Empty dictionarys can be created using the dict() function or with {} (preferred way).

empty_dict = dict()
also_empty_dict = {}

Initialization:

my_dict = {
    "a": 1,
    "b": 2,
}
print(my_dict)
{'a': 1, 'b': 2}

Deleting and inserting

Insert

my_dict = {}
my_dict["a"] = 1
my_dict["b"] = 2
print(my_dict)
{'a': 1, 'b': 2}

Delete

my_dict = {"a": 1, "b": 2}
del my_dict["a"]
print(my_dict)
{'b': 2}

Retrieving value

my_dict = {"a": 1, "b": 2}
print(my_dict["a"])
print(my_dict.get("a"))  # safe retrieval, return None if "a" not in dictionary
print(my_dict.get("c"))  # safe retrieval, return None if "a" not in dictionary
print(my_dict.get("a", -1))  # default value
print(my_dict.get("c", -1))  # default value
1
1
None
1
-1

Membership

my_dict = {"a": 1, "b": 2}
print("a" in my_dict)
print("c" in my_dict)
True
False

Advanced creation

Dictionary comprehension:

{x: x**2 for x in range(5)}

Hashmaps

The hash() function returns the hash value of an object - seemingly arbitrary but for the same input consistent value (headache warning: the consistency holds only for the current “session”!).

print(hash("hello"))
print(hash("hello") == hash("hello"))
-518558418373800793
True

Array access, given an index is fast (constant time), however, finding a specific value is slow. Hashmaps solve this by encoding the value into an index.

def hash_into_index(value, total_items):
    return hash(value) % total_items

print(hash_into_index("hello", 10))
7
class MyHashmap:
    def __init__(self, total_items):
        self.total_items = total_items
        self.keys = [None] * total_items
        self.values = [None] * total_items

    def __setitem__(self, key, value):  # magic to allow indexed assignment
        index = hash_into_index(key, self.total_items)
        self.keys[index] = key
        self.values[index] = value

    def __getitem__(self, key):  # magic to allow indexing
        index = hash_into_index(key, self.total_items)
        return self.values[index]

    def __contains__(self, key):  # magic to allow the "in" keyword
        index = hash_into_index(key, self.total_items)
        return self.keys[index] == key

    def __iter__(self):  # magic to allow the for-each loop
        for key, value in zip(self.keys, self.values):
            if key is not None:
                yield key, value

    def print(self):
        for key, value in self:
            print(f"{key}: {value}")

hashmap = MyHashmap(10)
hashmap["hello"] = "world"
print(hashmap["hello"])
print("hello" in hashmap)

print("Contents of our hashmap:")
hashmap["water"] = "world"
hashmap["hellno"] = "word"
hashmap["pi"] = 3.14
hashmap["e"] = 2.718
hashmap[9] = "number hashes are the same as the number itself"
hashmap.print()
world
True
Contents of our hashmap:
e: 2.718
pi: 3.14
water: world
9: number hashes are the same as the number itself

Obviously, this is not a very good implementation of a hashmap: 1) Collisions (multiple keys hash to the same index) 2) Memory usage (None values for empty slots)

Tuples & Sets

Besides lists, Python also has tuples and sets.
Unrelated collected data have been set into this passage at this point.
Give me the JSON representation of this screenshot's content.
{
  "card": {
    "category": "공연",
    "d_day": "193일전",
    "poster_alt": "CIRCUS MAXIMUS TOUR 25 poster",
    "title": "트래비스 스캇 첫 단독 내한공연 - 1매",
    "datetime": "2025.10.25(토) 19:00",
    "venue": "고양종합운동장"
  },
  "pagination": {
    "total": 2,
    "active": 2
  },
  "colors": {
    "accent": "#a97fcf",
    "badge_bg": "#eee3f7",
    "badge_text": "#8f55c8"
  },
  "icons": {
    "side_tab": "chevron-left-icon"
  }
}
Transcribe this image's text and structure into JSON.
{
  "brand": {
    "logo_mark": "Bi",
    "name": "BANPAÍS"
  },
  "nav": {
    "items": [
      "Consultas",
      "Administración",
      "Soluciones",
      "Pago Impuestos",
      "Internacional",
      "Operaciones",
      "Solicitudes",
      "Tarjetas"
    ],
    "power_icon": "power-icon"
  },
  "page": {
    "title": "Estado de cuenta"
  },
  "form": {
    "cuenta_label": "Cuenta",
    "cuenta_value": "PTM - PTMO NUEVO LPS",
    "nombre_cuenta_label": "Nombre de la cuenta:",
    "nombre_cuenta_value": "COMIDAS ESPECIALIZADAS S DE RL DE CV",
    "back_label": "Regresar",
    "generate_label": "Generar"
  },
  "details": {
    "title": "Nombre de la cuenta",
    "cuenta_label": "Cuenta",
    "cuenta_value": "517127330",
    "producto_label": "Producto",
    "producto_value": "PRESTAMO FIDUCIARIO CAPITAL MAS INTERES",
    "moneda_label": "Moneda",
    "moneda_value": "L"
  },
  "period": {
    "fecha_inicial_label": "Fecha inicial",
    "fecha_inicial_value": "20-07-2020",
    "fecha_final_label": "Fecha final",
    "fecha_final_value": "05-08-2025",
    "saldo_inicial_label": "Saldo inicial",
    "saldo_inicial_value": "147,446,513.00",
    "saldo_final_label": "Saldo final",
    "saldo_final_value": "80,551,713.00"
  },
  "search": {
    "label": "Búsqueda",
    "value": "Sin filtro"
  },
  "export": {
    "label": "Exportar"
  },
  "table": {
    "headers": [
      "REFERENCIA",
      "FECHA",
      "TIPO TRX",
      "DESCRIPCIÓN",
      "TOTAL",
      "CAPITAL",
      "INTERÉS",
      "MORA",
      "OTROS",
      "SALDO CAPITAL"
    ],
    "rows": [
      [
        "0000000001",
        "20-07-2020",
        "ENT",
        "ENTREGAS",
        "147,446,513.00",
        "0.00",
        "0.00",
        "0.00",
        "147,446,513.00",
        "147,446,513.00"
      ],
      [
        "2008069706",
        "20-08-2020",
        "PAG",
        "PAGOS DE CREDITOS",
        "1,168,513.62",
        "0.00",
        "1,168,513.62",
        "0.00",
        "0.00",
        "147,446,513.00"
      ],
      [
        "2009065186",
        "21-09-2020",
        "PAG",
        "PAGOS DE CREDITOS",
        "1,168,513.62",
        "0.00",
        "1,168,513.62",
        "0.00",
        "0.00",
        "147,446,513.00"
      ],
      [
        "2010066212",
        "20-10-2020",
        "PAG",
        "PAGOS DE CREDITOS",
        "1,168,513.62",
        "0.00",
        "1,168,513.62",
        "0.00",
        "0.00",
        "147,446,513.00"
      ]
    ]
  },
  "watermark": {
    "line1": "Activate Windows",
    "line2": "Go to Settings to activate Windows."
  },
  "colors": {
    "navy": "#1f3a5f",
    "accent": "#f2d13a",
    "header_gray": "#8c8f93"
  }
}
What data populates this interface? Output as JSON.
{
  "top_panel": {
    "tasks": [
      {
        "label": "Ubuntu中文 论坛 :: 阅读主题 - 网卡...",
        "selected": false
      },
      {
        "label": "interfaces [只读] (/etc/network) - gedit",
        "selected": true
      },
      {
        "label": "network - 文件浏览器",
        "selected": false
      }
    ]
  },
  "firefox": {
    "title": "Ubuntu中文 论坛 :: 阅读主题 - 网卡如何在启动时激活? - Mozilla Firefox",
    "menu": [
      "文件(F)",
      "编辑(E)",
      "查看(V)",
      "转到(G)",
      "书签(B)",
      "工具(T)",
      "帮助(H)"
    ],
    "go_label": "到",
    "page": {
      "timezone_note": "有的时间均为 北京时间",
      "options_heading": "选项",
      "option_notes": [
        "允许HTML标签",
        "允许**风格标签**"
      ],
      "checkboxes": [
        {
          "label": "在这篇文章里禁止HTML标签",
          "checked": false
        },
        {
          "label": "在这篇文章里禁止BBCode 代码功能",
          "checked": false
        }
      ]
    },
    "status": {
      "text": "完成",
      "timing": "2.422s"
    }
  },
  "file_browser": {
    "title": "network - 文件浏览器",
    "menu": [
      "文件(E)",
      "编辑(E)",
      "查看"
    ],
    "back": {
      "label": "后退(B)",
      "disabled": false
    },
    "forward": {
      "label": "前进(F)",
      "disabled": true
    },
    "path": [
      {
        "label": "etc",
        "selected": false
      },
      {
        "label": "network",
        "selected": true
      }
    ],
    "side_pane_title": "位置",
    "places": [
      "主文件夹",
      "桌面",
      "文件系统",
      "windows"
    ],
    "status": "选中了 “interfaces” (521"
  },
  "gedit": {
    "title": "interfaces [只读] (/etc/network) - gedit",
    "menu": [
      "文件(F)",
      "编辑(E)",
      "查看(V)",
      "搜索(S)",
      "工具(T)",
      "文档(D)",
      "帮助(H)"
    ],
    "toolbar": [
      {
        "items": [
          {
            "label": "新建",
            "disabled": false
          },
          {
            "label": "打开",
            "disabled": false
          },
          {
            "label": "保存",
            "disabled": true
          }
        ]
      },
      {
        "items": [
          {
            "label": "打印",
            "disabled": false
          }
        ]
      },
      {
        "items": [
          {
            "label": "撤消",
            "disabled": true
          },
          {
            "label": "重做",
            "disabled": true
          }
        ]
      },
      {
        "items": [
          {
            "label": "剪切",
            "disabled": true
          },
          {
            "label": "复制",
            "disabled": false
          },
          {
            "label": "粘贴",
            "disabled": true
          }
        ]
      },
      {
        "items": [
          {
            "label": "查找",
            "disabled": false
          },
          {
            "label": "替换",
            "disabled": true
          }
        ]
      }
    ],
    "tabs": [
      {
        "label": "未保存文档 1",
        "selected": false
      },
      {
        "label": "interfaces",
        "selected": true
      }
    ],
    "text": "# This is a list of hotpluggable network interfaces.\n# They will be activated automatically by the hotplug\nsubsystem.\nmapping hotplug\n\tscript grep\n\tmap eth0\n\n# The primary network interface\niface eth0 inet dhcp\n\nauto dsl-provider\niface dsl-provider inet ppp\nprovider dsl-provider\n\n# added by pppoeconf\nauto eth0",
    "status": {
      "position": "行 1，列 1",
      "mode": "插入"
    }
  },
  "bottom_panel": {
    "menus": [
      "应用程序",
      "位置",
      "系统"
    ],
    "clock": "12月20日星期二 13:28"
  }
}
These can also store multiple values but offer different functionalities.

Creation

Tuples

A tuple is an immutable list. Tuples are created using the parentheses (). Similarly, the tuple() function can be used to convert an iterable to a tuple.

Empty tuple:

empty_tuple = tuple()  # kinda pointless - tuples cannot be changed
empty_tuple = ()  # kinda pointless - tuples cannot be changed

Single element tuple:

single_element_tuple = (1,)  # mind the comma! (1) is just 1 in brackets
print((2) * 10)  # just `2 * 10` => 20
print((2,) * 10)  # tuple of 10 2s
20
(2, 2, 2, 2, 2, 2, 2, 2, 2, 2)

Creating tuples:

my_tuple = (1, 2, 3)
print(my_tuple)

# Create a tuple from a list
my_list = [4, 5, 6]
my_tuple = tuple(my_list)
print(my_tuple)
(1, 2, 3)
(4, 5, 6)

Tuple comprehension:

my_tuple = (x * 2 for x in range(5))
print(my_tuple)
<generator object <genexpr> at 0x7f6e5d984c10>

Oops, that’s not what we wanted! Actual tuple comprehension (we might talk about generators later):

my_tuple = tuple(x * 2 for x in range(5))
print(my_tuple)
(0, 2, 4, 6, 8)
Sets

A set is an unordered collection of unique elements. Sets are created using the {<iterable>}. Similarly, the set() function can be used to convert an iterable to a set.

Empty set:

empty_set = set()

Careful, {} will not create an empty set but an empty dictionary! (see below)

Creating sets:

# Create a set
my_set = {1, 2, 3}
print(my_set)

# Create a set from a list
my_list = [4, 5, 6]
my_set = set(my_list)
print(my_set)
my_set.add(7)  # Add an element to the set
print(my_set)
{1, 2, 3}
{4, 5, 6}
{4, 5, 6, 7}

Adding elements to a set is an idempotent operation - adding the same element twice does not change the set.

my_set = {1, 2, 3}
print("my_set: ", my_set)
my_set.add(4)
print("my_set after adding 4: ", my_set)
for i in range(100):
    my_set.add(4)
print("my_set after adding 4 one hundred times: ", my_set)
my_set:  {1, 2, 3}
my_set after adding 4:  {1, 2, 3, 4}
my_set after adding 4 one hundred times:  {1, 2, 3, 4}

Set comprehension:

my_set = {int(x / 2) for x in range(15)}
print(my_set)
{0, 1, 2, 3, 4, 5, 6, 7}

Sets are not immutable but they do not support assignment. Rather, you can add or remove elements.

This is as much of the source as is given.